Live model calibration. Bad days public.

Every ML prediction we make settles after the horizon closes. Below is the actual hit rate, Brier score, and calibration gap per model — including the misses. Public, no login, refreshes on filter change.

WINDOW MODEL
Loading calibration data…

What we measure (and what we don't)

  • Hit rate = settled predictions where predicted_direction matched the realized direction over the prediction horizon (typically 5 trading days). Baseline = 50% (coin flip).
  • Brier score = mean squared error between confidence and outcome (0 perfect, 0.25 random). Lower is better.
  • Calibration gap = |avg_confidence − hit_rate|. Near zero = stated confidence matches reality. > 0.10 = overconfident.
  • Confidence bands = predictions bucketed by stated confidence. For each bucket, the bar shows actual hit rate vs band midpoint (dashed line = perfect calibration).
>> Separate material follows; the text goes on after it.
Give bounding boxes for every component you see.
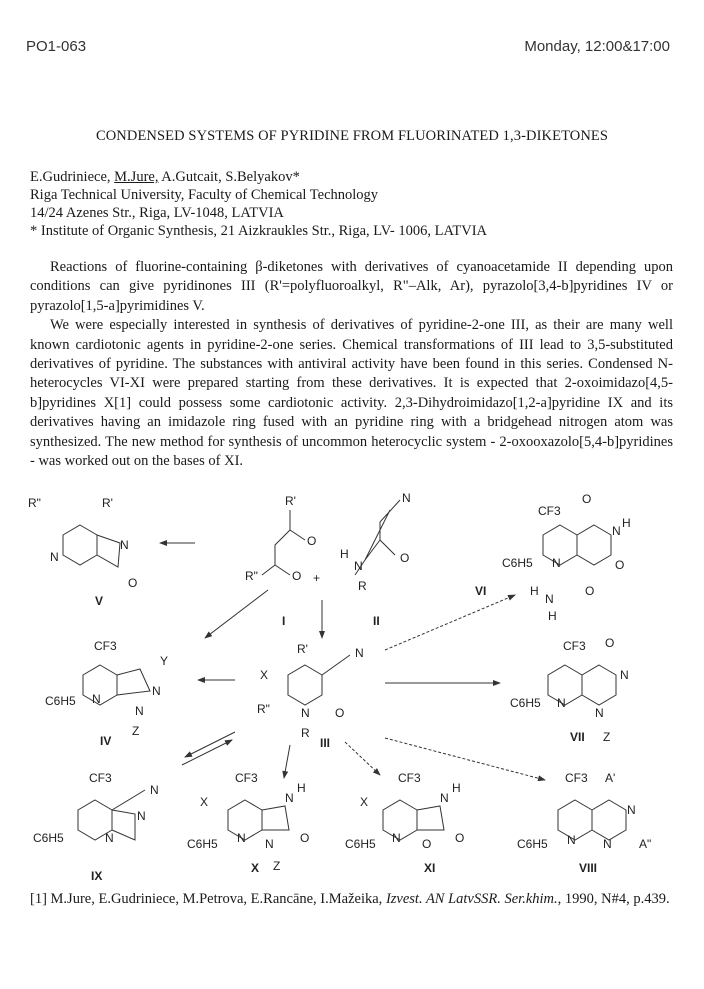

What this does NOT measure: slippage, fees, taxes, fill quality, position-sizing impact. Calibration shows whether the signal direction was right. Net P&L after execution is a separate question — see the backtester (5 bps slippage default) and /api/calibration raw data for reproducibility.

Settlement cadence: the accuracy tracker (src/modules/ml/accuracy_tracker.js) settles rows ~6 hours after the prediction horizon closes. Fresh predictions don't appear here until the horizon has elapsed plus that 6h buffer.